Planning Safe and Efficient Lab Spaces: Key Considerations for Emergency Equipment Placement and Compliance
When designing laboratory spaces, safety and efficiency go hand in hand, especially when it comes to the placement of critical emergency equipment. Lab Design News spoke with Clay Stafford, a subject matter expert at HERA Laboratory Planners, to discuss how thoughtful planning and strategic design can enhance safety protocols, maintain compliance, and ensure the functionality of emergency equipment like eyewash stations and safety showers in laboratory environments. Clay shared insights on the integration of safety features, accommodating future changes, and best practices for ensuring that these systems remain accessible and operational during emergencies.
Be sure to watch the on demand presentation of Clay’s webinar, “Designing Laboratories for Hazardous Collections and Forensic Materials,” part of the 2024 Lab Design Digital Conference.
Q: How do you integrate safety considerations and equipment/systems when planning the overall layout of a laboratory facility?
A: Safety is always first (but after several questions are answered)! For instance, how many occupants are planned to use the space, what is the basis of the research, is the work accomplished by people or devices, what are the standing institutional protocols, etc. Where do we land exits, clear lines of sight, where are the sinks and do we want eyewash at all or several? Where do the safety showers make the most sense—are we using tempered water? Is there an opportunity to have a private shower area(s) in the facility (since most folks would be reluctant to strip completely in a cold stream of water for the full 10 minutes) to promote the proper duration of washdown being upheld? What is the cleanup procedure (drains or vacuum)?
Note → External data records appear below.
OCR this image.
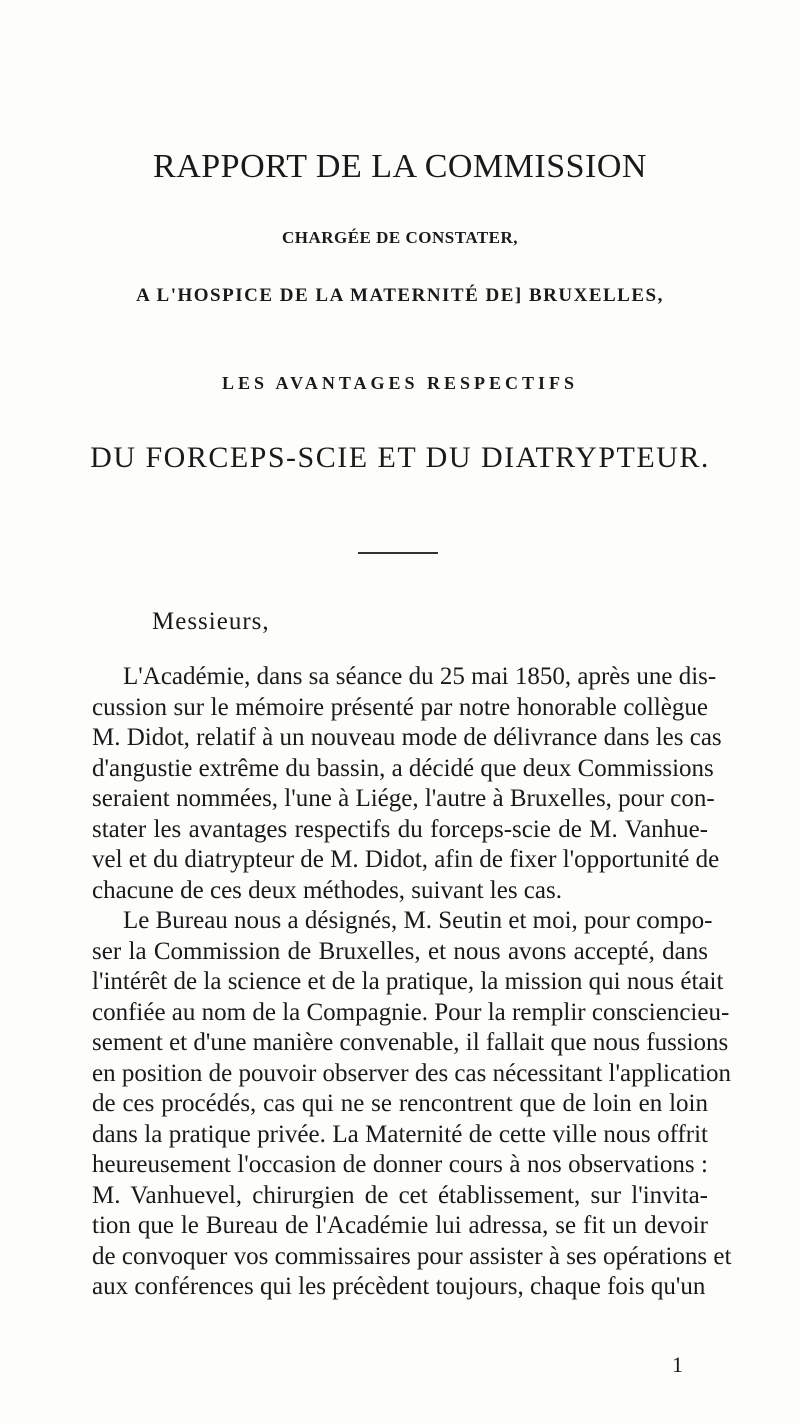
RAPPORT DE LA COMMISSION
CHARGÉE DE CONSTATER,
A L'HOSPICE DE LA MATERNITÉ DE] BRUXELLES,
LES AVANTAGES RESPECTIFS
DU FORCEPS-SCIE ET DU DIATRYPTEUR.
Messieurs,
L'Académie, dans sa séance du 25 mai 1850, après une dis-
cussion sur le mémoire présenté par notre honorable collègue
M. Didot, relatif à un nouveau mode de délivrance dans les cas
d'angustie extrême du bassin, a décidé que deux Commissions
seraient nommées, l'une à Liége, l'autre à Bruxelles, pour con-
stater les avantages respectifs du forceps-scie de M. Vanhue-
vel et du diatrypteur de M. Didot, afin de fixer l'opportunité de
chacune de ces deux méthodes, suivant les cas.
Le Bureau nous a désignés, M. Seutin et moi, pour compo-
ser la Commission de Bruxelles, et nous avons accepté, dans
l'intérêt de la science et de la pratique, la mission qui nous était
confiée au nom de la Compagnie. Pour la remplir consciencieu-
sement et d'une manière convenable, il fallait que nous fussions
en position de pouvoir observer des cas nécessitant l'application
de ces procédés, cas qui ne se rencontrent que de loin en loin
dans la pratique privée. La Maternité de cette ville nous offrit
heureusement l'occasion de donner cours à nos observations :
M. Vanhuevel, chirurgien de cet établissement, sur l'invita-
tion que le Bureau de l'Académie lui adressa, se fit un devoir
de convoquer vos commissaires pour assister à ses opérations et
aux conférences qui les précèdent toujours, chaque fois qu'un
1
Safety is why we build facilities around science, and every step in design process refines the response.
Q: Can you walk a lab manager through how safety equipment, such as emergency showers and eyewash stations, are accommodated in the design process?
A: There are many ways to accommodate safety equipment in each lab—distributed at exit points, sink locations, etc. Additionally, the response needs to consider the range of safety devices—eye wash/safety shower, first aid, fire extinguishers, fire blankets, spill kits, PPE, shut-off controls stated in the institution/organizational SOPs and emergency plans. We have been returning to the idea of “Safety/Emergency Stations” to help consolidate all response gear into easily identified locations (call-out color, floor texture changes, lighting, etc.) throughout a lab or floor plate.
Q: Can you share best practices for ensuring that safety equipment, such as eye wash stations and emergency showers, remain accessible and functional in case of an emergency?
A: Great question and one that is gaining momentum in the design conversation. Understanding the audience and what can be done to make the response as inclusive (e.g.: height, reach, ability) as possible. Do we embrace universal design [by establishing] a new working height for all surfaces, changing the datum point for vertical integration? Do we have knee spaces at all sinks with eyewash? Where have we located the safety shower activation handle (wall or ceiling)? Are the doorways generous enough to allow wheelchair users to exit without creating a bottleneck? It all starts with understanding the audience!
Q: What steps do you take to integrate safety features like emergency shut off systems for gas or electricity into the design of lab facilities?
A: We recently had this conversation about “shutoffs” on a project and it became a very interesting discussion/debate. What is the best location—in the lab, or just outside? What systems have shutoffs (gasses, power, other)? Do I want everything off as users exit or do I want control away from the incident (for instance, a situation in an unoccupied lab—why would you enter the hazard to disable it?). If the plan is cut power, what stays on (fume hoods—yes please)? Are the shutoffs zoned within a space or controlled by sector or floor? As building controls systems become more integrated and ubiquitous (even AI-supported), this becomes an increasingly important discussion of approach, strategy, and systems.
Q: Can you explain how safety protocols during lab design evolve to accommodate future expansions or changes in lab functionality, while ensuring that safety equipment is always up to standard?
A: EHS, industrial hygiene, and risk management are included in the design conversation from the outset of the process, first by explaining their existing strategies and why they exist, then into being at the table as the design and possibly the use case unfolds. Best practice experience from other projects, Tabletop walk-throughs, enhanced visualization, etc., help identify areas of concern and opportunity to improve occupant safety.
Good lab design is a conversation among many (managers, users, code and compliance, designers and engineers)—balanced and challenged with the goal of creating an elegant, timeless, yet responsive solution.